9 thoughts on “Paul, Michael, and Me

  1. I recommend Boodles.

    And a healthy does of DeLong, Roubini, Reis and even Romer (David, not Christina).  We gotta get Summers outta the way – Stiglitz, perhaps?

    And don’t be so quick to give up on the Ds running this show.

    Dodd is out next year.  Ron Paul is on our side.  As are most of the big Eurobanks. You know China is with us on this.

    Let’s agree to talk April 15th?

  2. The state gets an insult from you in one context (“Wesleyan, deep in Lieberman country”) while it’s also the unacknowledged home to “beleaguered Chris Dodd,” who sounds like the knight on a white horse in your simplistic portrayal.

    You do realize, don’t you, that Andrew Romanoff also spent his undergraduate years “deep in Lieberman country”? Or are pesky facts just ignored if they don’t fit your grand theories?

    Speaking of grand theories, you leave out another key ranking Bennet has. He’s the top recipient among all Senate candidates of “Democratic/Liberal” contributions. In fact, he’s the top recipient among all federal candidates for all offices, of “Democratic/Liberal” contributions, running ahead of second-place fundraiser, liberal darling Joe Sestak by about 50 percent.

    http://www.opensecrets.org/ind

    You also clearly have no idea how much money Romanoff raised from banking and financial interests back when he happily took PAC money, before he realized he couldn’t raise any of it in this race and decided to make a virtue of it. But I wouldn’t expect you to let actual facts sully your grand theories.

    1. How is that measured?

      I’m guessing these are PACS and other easily identified groups?

      Do you have a source?

      Though of course it’s  correct- it would have to be true compared to AR just based on the size of the numbers.
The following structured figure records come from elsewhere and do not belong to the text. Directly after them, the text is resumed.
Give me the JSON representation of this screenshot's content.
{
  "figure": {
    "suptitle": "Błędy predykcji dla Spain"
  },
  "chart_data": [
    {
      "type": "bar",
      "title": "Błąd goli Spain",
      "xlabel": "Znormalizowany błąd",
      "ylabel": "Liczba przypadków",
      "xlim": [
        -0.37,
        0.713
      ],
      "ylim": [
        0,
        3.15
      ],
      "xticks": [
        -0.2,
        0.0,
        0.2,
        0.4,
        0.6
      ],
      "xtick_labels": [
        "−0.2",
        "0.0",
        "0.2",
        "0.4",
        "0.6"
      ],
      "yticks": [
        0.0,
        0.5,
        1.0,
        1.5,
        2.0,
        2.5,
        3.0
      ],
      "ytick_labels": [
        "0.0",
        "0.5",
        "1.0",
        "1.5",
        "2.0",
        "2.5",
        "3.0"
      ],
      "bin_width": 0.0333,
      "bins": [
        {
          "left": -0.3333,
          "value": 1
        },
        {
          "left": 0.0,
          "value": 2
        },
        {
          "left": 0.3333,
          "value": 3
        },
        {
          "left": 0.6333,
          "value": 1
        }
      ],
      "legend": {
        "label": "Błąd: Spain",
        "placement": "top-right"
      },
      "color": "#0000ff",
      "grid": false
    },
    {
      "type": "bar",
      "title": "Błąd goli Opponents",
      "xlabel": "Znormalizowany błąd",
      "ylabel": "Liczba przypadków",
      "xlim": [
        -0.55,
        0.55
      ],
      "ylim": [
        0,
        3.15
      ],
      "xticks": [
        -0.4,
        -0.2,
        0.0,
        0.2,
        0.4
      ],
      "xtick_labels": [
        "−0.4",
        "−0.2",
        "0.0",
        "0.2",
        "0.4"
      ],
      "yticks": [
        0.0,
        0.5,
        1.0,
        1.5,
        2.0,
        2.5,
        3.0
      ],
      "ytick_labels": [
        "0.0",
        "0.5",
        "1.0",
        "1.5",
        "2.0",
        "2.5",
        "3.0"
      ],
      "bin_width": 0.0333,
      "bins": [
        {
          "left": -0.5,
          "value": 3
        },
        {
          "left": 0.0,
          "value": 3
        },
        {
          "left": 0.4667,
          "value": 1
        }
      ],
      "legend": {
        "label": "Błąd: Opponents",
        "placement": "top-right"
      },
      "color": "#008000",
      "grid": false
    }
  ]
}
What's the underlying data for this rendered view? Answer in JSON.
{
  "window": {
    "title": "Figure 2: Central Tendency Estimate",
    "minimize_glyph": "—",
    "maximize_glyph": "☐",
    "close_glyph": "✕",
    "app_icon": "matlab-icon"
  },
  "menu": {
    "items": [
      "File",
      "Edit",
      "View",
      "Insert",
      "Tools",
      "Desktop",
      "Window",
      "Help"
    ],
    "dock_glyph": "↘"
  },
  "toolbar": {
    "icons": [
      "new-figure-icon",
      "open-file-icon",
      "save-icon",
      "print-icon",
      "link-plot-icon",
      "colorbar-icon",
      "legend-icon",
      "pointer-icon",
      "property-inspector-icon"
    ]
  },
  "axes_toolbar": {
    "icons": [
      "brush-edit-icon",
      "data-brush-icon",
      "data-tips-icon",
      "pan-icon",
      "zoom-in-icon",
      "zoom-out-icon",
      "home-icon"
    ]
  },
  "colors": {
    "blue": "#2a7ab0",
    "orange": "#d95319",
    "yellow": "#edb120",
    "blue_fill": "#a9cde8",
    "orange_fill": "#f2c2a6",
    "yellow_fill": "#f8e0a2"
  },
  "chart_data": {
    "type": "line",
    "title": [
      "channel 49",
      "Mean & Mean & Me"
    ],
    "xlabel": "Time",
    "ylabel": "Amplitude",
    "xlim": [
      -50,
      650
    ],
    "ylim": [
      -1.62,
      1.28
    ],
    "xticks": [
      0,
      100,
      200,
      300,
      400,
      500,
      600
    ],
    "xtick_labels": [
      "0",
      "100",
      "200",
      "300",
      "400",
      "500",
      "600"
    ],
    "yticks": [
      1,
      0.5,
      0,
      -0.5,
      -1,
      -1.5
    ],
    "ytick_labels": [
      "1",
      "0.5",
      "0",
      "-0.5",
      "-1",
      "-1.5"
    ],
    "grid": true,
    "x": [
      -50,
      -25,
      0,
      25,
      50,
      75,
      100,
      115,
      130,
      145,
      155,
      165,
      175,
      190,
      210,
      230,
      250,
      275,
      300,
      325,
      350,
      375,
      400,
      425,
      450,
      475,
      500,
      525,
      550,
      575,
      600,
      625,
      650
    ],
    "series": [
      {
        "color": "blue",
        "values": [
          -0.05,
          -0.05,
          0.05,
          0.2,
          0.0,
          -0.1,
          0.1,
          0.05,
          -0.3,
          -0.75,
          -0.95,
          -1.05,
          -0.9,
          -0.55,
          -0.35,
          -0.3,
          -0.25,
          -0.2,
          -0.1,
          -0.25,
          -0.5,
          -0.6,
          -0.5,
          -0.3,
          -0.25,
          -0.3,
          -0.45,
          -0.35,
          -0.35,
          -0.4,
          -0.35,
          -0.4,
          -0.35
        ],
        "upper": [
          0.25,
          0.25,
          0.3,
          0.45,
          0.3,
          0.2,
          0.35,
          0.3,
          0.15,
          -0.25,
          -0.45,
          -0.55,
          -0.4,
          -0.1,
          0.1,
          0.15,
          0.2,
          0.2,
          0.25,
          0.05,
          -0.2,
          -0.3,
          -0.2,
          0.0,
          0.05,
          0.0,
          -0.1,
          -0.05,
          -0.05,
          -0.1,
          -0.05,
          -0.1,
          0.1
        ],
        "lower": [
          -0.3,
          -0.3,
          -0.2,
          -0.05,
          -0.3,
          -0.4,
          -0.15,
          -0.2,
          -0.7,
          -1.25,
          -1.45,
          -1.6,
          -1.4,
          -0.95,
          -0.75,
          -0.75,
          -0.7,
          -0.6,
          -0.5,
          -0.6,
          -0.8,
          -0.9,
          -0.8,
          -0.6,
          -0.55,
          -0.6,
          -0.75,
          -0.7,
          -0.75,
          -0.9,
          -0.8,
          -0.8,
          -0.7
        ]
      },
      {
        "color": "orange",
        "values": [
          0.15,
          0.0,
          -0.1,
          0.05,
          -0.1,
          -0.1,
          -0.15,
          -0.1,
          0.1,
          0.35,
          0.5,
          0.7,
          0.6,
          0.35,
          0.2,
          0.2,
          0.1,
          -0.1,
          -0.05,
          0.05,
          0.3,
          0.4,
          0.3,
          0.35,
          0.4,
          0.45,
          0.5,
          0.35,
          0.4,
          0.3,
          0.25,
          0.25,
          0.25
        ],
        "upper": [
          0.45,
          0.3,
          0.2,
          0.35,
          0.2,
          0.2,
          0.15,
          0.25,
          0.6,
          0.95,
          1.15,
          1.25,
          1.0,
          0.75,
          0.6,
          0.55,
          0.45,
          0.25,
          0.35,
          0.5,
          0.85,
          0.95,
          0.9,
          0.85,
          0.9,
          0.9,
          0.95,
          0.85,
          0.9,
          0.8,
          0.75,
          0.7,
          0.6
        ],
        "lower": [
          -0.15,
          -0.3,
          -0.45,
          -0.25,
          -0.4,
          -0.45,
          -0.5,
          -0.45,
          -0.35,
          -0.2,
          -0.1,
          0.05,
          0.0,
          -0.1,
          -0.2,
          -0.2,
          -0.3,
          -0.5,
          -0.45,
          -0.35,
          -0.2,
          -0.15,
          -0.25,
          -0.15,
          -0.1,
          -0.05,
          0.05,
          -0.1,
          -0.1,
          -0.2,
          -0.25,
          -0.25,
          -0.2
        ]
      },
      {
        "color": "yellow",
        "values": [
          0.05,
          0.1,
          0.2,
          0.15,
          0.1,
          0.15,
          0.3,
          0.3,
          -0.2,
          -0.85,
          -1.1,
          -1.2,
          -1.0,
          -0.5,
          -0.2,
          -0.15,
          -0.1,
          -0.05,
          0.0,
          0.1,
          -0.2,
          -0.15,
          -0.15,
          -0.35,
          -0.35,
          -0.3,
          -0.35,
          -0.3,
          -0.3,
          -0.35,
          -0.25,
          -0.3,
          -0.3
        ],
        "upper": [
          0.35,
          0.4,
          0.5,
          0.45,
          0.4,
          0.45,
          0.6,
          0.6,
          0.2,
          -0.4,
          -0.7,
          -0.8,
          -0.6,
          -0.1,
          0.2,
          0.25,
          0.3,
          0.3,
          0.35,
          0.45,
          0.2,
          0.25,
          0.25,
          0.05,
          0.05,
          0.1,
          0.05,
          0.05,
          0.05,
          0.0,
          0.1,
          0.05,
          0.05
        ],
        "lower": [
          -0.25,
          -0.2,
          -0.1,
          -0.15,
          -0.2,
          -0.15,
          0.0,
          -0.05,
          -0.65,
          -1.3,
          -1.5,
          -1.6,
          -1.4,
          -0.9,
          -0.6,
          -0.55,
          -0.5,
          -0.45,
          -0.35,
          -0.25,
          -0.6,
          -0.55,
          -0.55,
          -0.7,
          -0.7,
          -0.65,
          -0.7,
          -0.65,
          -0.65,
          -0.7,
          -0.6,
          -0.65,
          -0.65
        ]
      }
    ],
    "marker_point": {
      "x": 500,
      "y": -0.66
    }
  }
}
      But Sestak? I thought he was raising HUGE liberal/progressive PAC money.

  3. but frankly, you’ve failed to address that many of the current problems stem from the repeal of the Glass-Steagall Act of 1932 The Glass-Steagall Act was repealed in 1999.

    The lack of regulation extended to the deriviatives markets which through credit default swaps caused the current economic crisis.

    I’m not sure either, that Keynes’ theory of spending one’s way out of derpession has ever been verified in emipirical reality.

        1. to read what was written.  The New Deal did not encompass the military spending for WW2, which is what propelled the US economy out of the Great Depression.